Alice Hutchings, Gertrude Cope, Eleanor Morland
‘They gardened in bloomers the newspapers said,
So to Kew without waiting all Londoners sped;
From the tops of the buses they had a fine view,
Of the ladies in bloomers who gardened at Kew.’
In 1896 the director at Kew decided to hire three women gardeners. It was a bold move and one it seemed he was hesitant to make. The Horticultural College for Women at Swanley in Kent approached Mr. Thiselton-Dyer to hire two of their qualified students as improvers. Alice Hutchings and Gertrude Cope were the first to be admitted and later in the year they were joined by Eleanor Morland. However Thiselton-Dyer allowed their admittance on the condition that they wore clothing that would not arouse their fellow workers.
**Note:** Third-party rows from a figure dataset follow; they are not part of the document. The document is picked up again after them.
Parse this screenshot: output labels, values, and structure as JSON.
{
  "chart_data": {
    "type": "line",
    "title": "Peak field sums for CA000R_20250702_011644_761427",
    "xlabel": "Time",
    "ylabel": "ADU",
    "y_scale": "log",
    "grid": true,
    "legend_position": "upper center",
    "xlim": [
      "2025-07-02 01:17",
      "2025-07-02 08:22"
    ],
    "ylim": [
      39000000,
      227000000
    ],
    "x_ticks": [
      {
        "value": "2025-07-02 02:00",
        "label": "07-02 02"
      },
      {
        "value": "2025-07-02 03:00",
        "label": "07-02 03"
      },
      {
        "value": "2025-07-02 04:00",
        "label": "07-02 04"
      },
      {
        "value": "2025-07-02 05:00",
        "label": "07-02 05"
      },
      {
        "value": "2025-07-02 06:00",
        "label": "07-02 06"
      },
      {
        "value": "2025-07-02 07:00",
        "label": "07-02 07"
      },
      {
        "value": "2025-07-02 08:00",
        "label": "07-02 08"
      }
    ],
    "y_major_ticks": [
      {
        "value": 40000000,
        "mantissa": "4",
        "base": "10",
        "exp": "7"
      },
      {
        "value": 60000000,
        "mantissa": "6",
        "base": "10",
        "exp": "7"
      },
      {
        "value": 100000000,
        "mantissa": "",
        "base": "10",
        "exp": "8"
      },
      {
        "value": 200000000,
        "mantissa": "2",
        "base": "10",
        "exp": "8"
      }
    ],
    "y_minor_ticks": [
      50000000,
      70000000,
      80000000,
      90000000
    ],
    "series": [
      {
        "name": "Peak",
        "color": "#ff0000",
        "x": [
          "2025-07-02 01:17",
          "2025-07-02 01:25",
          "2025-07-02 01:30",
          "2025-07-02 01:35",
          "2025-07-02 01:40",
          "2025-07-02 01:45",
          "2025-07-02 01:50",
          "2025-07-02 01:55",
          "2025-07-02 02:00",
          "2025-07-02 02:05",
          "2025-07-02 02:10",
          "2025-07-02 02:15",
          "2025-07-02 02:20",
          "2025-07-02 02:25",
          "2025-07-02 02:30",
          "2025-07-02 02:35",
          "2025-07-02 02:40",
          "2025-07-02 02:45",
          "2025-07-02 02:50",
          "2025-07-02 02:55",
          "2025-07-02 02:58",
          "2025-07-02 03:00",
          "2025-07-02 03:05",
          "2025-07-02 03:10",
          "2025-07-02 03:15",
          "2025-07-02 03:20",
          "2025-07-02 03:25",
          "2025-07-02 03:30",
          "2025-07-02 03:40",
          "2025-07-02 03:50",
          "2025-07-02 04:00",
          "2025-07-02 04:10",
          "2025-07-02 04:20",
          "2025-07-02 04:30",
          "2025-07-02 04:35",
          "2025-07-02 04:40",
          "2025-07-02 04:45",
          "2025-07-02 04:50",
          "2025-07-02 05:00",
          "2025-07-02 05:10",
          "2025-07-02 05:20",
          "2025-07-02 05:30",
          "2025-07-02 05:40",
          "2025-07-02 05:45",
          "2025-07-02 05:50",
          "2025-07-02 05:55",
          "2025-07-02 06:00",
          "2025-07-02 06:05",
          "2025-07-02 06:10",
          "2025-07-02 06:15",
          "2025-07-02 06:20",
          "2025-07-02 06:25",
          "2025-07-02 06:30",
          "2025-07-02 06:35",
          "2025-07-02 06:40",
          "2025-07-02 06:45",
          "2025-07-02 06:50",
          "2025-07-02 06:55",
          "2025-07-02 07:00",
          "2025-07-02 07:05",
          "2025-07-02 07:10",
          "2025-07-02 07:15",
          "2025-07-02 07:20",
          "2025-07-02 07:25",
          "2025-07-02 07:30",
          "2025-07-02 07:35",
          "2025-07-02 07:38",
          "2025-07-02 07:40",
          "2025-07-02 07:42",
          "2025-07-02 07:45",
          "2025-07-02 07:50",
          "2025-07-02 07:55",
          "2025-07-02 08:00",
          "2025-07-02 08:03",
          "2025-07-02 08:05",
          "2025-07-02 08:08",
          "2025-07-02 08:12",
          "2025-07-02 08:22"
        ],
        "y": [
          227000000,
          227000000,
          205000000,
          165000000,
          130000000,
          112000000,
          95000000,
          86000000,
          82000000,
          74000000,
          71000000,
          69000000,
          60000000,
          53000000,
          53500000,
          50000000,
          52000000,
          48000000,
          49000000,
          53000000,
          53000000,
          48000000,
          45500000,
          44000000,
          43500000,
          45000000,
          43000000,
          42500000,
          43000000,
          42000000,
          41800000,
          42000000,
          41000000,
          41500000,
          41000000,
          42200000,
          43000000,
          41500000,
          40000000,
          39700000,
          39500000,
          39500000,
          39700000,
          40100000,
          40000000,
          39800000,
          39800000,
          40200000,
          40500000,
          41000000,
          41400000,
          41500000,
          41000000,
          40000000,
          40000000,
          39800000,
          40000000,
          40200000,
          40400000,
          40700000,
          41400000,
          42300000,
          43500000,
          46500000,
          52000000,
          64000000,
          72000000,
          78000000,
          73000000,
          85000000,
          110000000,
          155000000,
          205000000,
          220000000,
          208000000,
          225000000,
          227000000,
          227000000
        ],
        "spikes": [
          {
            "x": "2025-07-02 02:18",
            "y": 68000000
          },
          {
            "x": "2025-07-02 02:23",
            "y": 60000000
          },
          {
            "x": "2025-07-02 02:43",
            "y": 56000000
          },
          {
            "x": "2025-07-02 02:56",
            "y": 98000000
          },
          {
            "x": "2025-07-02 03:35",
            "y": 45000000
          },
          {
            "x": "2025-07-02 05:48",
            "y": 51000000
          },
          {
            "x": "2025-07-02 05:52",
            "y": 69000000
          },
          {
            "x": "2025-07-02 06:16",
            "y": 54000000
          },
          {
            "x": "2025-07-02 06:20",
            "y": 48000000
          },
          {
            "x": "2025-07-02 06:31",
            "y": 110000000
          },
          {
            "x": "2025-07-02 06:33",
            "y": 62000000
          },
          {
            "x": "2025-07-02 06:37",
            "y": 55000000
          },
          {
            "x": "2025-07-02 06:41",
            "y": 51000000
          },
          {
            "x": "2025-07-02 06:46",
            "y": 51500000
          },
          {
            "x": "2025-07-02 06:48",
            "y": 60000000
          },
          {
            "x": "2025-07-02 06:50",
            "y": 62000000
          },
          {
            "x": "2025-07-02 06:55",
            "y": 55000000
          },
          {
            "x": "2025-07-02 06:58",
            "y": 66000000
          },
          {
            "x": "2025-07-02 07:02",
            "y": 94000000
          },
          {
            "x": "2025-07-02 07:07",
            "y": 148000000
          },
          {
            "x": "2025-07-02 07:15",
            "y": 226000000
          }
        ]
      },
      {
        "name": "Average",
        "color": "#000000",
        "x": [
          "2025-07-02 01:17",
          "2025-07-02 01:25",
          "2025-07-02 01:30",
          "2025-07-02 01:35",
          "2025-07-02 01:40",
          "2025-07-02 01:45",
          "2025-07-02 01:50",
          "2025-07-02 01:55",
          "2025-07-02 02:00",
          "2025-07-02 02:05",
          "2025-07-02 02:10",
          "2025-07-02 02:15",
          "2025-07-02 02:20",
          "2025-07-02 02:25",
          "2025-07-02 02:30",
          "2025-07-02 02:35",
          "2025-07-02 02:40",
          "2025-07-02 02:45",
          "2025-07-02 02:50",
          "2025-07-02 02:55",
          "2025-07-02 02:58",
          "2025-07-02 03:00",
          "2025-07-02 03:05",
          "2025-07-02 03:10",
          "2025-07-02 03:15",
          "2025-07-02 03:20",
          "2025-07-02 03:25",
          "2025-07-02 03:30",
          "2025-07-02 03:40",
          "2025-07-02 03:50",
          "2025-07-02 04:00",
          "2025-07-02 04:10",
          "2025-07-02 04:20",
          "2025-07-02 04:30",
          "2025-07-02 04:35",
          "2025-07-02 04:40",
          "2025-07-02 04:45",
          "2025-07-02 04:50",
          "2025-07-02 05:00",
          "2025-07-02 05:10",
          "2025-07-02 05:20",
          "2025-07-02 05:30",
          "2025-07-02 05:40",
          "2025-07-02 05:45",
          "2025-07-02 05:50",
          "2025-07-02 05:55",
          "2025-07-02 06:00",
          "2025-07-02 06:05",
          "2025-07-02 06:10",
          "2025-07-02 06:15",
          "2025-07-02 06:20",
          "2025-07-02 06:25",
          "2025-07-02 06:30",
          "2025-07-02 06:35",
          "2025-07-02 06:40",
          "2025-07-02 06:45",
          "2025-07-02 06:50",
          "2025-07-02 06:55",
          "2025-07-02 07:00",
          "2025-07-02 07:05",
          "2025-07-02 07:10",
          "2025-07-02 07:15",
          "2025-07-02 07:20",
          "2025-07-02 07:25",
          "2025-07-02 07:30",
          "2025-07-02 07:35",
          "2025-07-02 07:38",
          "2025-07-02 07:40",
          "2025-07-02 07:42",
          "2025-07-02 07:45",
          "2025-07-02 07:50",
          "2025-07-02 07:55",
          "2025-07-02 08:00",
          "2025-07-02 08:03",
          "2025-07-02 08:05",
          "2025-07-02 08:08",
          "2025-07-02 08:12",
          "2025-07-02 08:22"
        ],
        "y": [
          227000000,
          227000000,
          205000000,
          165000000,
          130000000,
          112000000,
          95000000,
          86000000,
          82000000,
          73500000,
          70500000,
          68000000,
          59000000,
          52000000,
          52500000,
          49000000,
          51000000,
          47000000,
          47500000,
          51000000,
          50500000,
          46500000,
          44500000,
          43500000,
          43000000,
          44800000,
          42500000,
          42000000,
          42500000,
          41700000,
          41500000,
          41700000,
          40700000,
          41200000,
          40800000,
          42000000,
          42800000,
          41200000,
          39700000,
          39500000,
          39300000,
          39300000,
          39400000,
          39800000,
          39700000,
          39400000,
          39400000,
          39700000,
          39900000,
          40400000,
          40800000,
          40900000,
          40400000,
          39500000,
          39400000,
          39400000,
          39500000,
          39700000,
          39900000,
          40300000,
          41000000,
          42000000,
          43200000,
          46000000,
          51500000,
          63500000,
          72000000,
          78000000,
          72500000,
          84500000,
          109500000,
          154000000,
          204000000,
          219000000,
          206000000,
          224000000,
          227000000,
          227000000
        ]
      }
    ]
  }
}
Our ladies wore brown knickerbocker suits (bloomers), thick woolen stockings and brown cloth peaked caps – just like the men. Over this uniform they wore long mackintoshes when walking to and from work. Apparently the caps caused some discomfort as the ladies wore their hair long and it was difficult to keep it under the cap. According to the Journal of Horticulture the wearing of knickerbockers was preferred as ‘ the need to avoid potential damage to plants by voluminous skirts in crowded glasshouses.’ Perhaps that is so as the ladies did on occasion work in the orchid glass house, but also worked outdoors in the ‘pit’, the Rock Garden, and the Locked Garden.
Eleanor, Gertrude, Alice
The ladies did cause a stir in the village of Kew. The Daily Telegraph wrote articles on them and commented that ‘Mrs. Grundy will, no doubt, raise her hands in horror at the idea; but, after all lady -gardeners in trousers are much better equipped for the work than was the first gardeneress, Eve, when she showed Adam how to gather fruit, and afterwards eat it.” The Gardener’s Chronicle did not approve of the idea of women ‘ digging in manures and tramping over the fields’, and the Journal of the Kew Guild admitted ‘The experiment has so far proved satisfactory…’ however qualified with but ‘…they can scarcely hope to become all-round gardeners capable of managing a garden single-handed’.
The Horticultural College for Women at Swanley in Kent opened in 1889, teaching a two and three year program for both men and women. In 1895 it became a college for women only. It existed until 1945 when the property was bombed. Later the college became part of Wye College, Ashford, Kent.